In fact, it is somewhat surprising that the difference in overall survival was so small (only 0.8%). The question we hoped to glean from PARAMEDIC-2 is what effect epinephrine has on neurologically intact survival. The authors reported no difference in the rate of neurologically intact survival in patients randomized to receive epinephrine v. placebo (2.2% vs 1.9).

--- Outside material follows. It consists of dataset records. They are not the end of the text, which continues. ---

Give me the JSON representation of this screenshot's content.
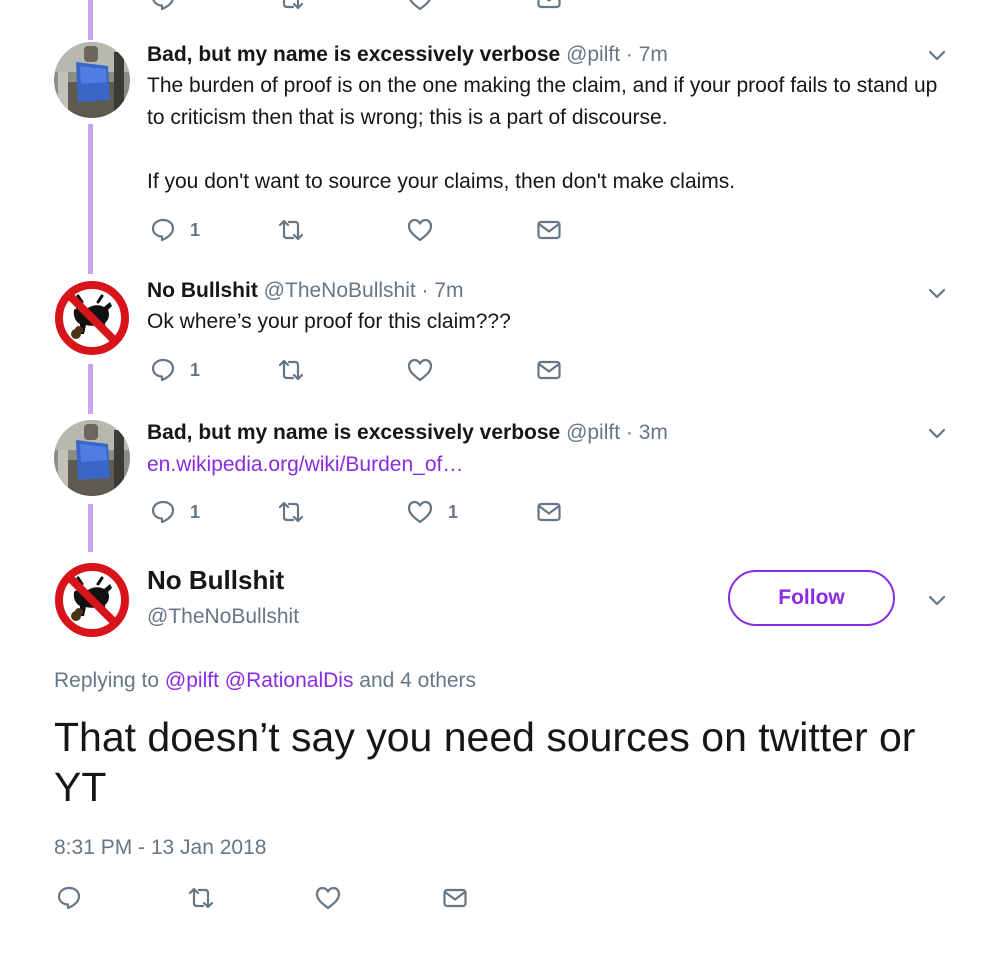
{
  "tweets": [
    {
      "name": "Bad, but my name is excessively verbose",
      "handle": "@pilft",
      "meta": "@pilft · 7m",
      "time": "7m",
      "text_1": "The burden of proof is on the one making the claim, and if your proof fails to stand up to criticism then that is wrong; this is a part of discourse.",
      "text_2": "If you don't want to source your claims, then don't make claims.",
      "reply_count": "1",
      "retweet_count": "",
      "like_count": ""
    },
    {
      "name": "No Bullshit",
      "handle": "@TheNoBullshit",
      "meta": "@TheNoBullshit · 7m",
      "time": "7m",
      "text_1": "Ok where’s your proof for this claim???",
      "reply_count": "1",
      "retweet_count": "",
      "like_count": ""
    },
    {
      "name": "Bad, but my name is excessively verbose",
      "handle": "@pilft",
      "meta": "@pilft · 3m",
      "time": "3m",
      "link": "en.wikipedia.org/wiki/Burden_of…",
      "reply_count": "1",
      "retweet_count": "",
      "like_count": "1"
    }
  ],
  "main_tweet": {
    "name": "No Bullshit",
    "handle": "@TheNoBullshit",
    "follow_label": "Follow",
    "replying_prefix": "Replying to",
    "mention_1": "@pilft",
    "mention_2": "@RationalDis",
    "replying_suffix": "and 4 others",
    "text": "That doesn’t say you need sources on twitter or YT",
    "timestamp": "8:31 PM - 13 Jan 2018"
  },
  "icons": {
    "reply": "reply-icon",
    "retweet": "retweet-icon",
    "like": "heart-icon",
    "message": "envelope-icon",
    "more": "chevron-down-icon"
  },
  "colors": {
    "accent": "#8a2be2",
    "thread_line": "#c9a4f2",
    "secondary_text": "#657786",
    "no_sign_red": "#d7141a"
  }
}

In fact, the increased survival reported in their primary outcome consisted entirely of patients with severe neurological disability; 31 percent of the survivors in the epinephrine group had an mRS score of 4 or 5, with only 17 percent in the placebo group.
PARAMEDIC-2 does not entirely eliminate the potential benefits of epinephrine administered in drip form or titrated to a physiological endpoint, but these results do not support the continued use of bolus dose epinephrine in patients experiencing OHCA. Not only did the authors fail to demonstrate improvement in neurologically intact survival, epinephrine's use was associated with a significant increase in critically ill patients with no hope of neurological recovery. That's a heavy cost for such an ineffective therapeutic agent.